Crampton v. Prince

83 Ala. 246 | Ala. | 1887

SOMERYIRRE, J.

1. The bill alleges, and the proof shows, that the land in controversy was negotiated for, and *249iii truth and fact purchased by the appellant, Mrs. Orampton, through the agency of her husband, who, in her name, and by her authority, executed the note described in the bill, which is claimed to constitute a vendor’s lien on the land. The legal title was conveyed by the owner, Mrs. Prince, to Luling, at the request of Mrs. Orampton, and for her convenience. There is nothing in the record to support the assertion, that Luling was the original purchaser from the complainant. Where an oral negotiation, is thus made by a purchaser of land, and by his request, or permission, the legal title is made to another person, the vendor’s lien for the unpaid purchase-money attaches, without any special agreement for its retention, and follows the land in the hands of the grantee, who is bound by this special equity affecting it as a charge, of which he may have notice. — Pylant v. Reeves, 53 Ala. 132; Moore v. Worthy, 56 Ala. 163; Sims v. National Com. Bank, 73 Ala. 248.

The vendor’s lien exists, therefore, unless it is shown to have been waived or abandoned by some act of the complainant ; and the burden of proving such waiver is cast on the defendants who assert it as a fact. — Owen v. Bankhead, 76 Ala. 143. No fact is shown by the record, indicating such intention on the complainant’s part. The dealings between Luling and Mrs. Orampton, whatever may have been their effect as between themselves, could not affect the rights of the complainant in this case, Luling himself setting up no priority of lien on the land — his mortgage debt having been satisfied.

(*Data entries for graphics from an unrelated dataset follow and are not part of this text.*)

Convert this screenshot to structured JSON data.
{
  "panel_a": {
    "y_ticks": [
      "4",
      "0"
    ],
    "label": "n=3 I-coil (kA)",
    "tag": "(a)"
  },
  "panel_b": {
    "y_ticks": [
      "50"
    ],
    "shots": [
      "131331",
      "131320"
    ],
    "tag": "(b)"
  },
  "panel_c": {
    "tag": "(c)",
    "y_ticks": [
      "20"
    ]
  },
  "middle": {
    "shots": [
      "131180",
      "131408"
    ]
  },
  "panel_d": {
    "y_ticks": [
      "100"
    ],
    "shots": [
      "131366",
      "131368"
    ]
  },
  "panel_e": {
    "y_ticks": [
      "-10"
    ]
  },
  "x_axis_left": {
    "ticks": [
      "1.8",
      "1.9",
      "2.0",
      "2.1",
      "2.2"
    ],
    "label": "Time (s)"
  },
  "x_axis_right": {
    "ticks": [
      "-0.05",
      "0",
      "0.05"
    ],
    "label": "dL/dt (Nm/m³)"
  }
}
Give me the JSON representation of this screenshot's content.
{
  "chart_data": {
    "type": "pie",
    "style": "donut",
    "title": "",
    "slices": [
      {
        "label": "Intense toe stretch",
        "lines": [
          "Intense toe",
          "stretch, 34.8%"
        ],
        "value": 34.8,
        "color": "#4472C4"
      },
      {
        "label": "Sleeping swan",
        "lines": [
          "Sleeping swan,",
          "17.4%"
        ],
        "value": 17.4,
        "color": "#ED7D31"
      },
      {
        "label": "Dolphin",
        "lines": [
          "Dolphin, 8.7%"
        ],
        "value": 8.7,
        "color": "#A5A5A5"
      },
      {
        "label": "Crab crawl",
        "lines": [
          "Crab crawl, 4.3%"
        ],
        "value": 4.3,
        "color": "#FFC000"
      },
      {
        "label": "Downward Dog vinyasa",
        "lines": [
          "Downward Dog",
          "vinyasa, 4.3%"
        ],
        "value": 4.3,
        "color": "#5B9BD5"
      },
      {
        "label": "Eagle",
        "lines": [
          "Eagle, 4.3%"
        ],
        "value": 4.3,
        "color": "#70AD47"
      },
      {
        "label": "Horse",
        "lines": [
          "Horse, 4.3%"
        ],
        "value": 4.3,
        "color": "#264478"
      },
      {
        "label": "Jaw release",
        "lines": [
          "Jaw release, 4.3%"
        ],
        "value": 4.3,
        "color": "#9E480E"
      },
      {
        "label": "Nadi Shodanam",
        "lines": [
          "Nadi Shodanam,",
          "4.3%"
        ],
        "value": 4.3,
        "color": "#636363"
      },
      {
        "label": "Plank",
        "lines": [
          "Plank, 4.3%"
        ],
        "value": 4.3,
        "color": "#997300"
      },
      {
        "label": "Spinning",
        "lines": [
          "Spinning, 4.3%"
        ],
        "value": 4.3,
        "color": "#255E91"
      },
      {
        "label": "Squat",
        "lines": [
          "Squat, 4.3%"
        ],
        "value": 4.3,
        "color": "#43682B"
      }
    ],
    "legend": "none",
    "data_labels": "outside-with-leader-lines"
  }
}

2. The coverture of Mrs. Orampton, while it may have been a complete defense to an action against her at law on her note, was no answer to a suit in equity to enforce a vendor’s lien against the land sold by the complainant. It is as unconscionable for a married woman to. get the land of another, and keep it without paying the purchase-money, as for one sui juris to do the same thing. — Carver v. Eads, 65 Ala. 190; Pylant v. Reeves, 53 Ala. 132.

3. Under the facts of this case, the defendant had no right to abate the amount of the purchase-money on account of the alleged deficiency of the land described in the deed. This supposed deficiency arises from the fact, that the lot sold lacks about five feet of being as deep as stated in the deed from complainant to- Luling. The error, therefore, is one of estimated distances in measurement. The testimony shows very clearly, that the complainant owned and occupied *250what was known as “the Ingersoll property;” that no representations were made as to its area; that it was sold in gross, and not by the foot; and that the extra five feet claimed by the purchaser was no part of the property. The important fact is shown, moreover, that the lot in controversy was bounded on three sides by a brick wall, and on the remaining side by an iron fence, all of which was patent to ordinary observation, and known to the purchaser. The deed described it- as bounded on the east side by Conception street, and on the other three sides by other lots of land which are definitely described. The settled rule in the description of boundaries to land is, that monuments, whether natural objects or artificial marks, are allowed to dominate courses and distances given in deeds. — 1 Greenl. Ev. (14th Ed.) § 301, p. 392, n. 2. Eor this reason, abutting lands, when definitely described, control courses and distances, especially where they are not actually marked off, but are arrived at by estimation. — 3 Wash. Real Prop., 5th Ed., pp. 427-434; Younkin v. Cowan, 34 Penn. St. 198; White v. Williams, 48 N. Y. 344. The reason of the rule is that where there is a discrepancy between two descriptions, the one will be adopted as to which there is least liability of mistake, — Miller v. Cherry, 3 Jones Eq. 29. Rejecting the description which is most apt to be erroneous, the law regards it as a mere misdescription, and not as a warranty of the quantity of land intended to be conveyed. — Rogers v. Peebles, 72 Ala. 529; Wright v. Wright, 34 Ala. 190; 3 Wash. Real Prop. 430-431.

Under the foregoing principles, the demurrer to the bill was properly overruled by the Chancellor.

The other assignments of error do not reach the merits of the case, and need not be considered.

The decree rendered is free from error, and must be affirmed.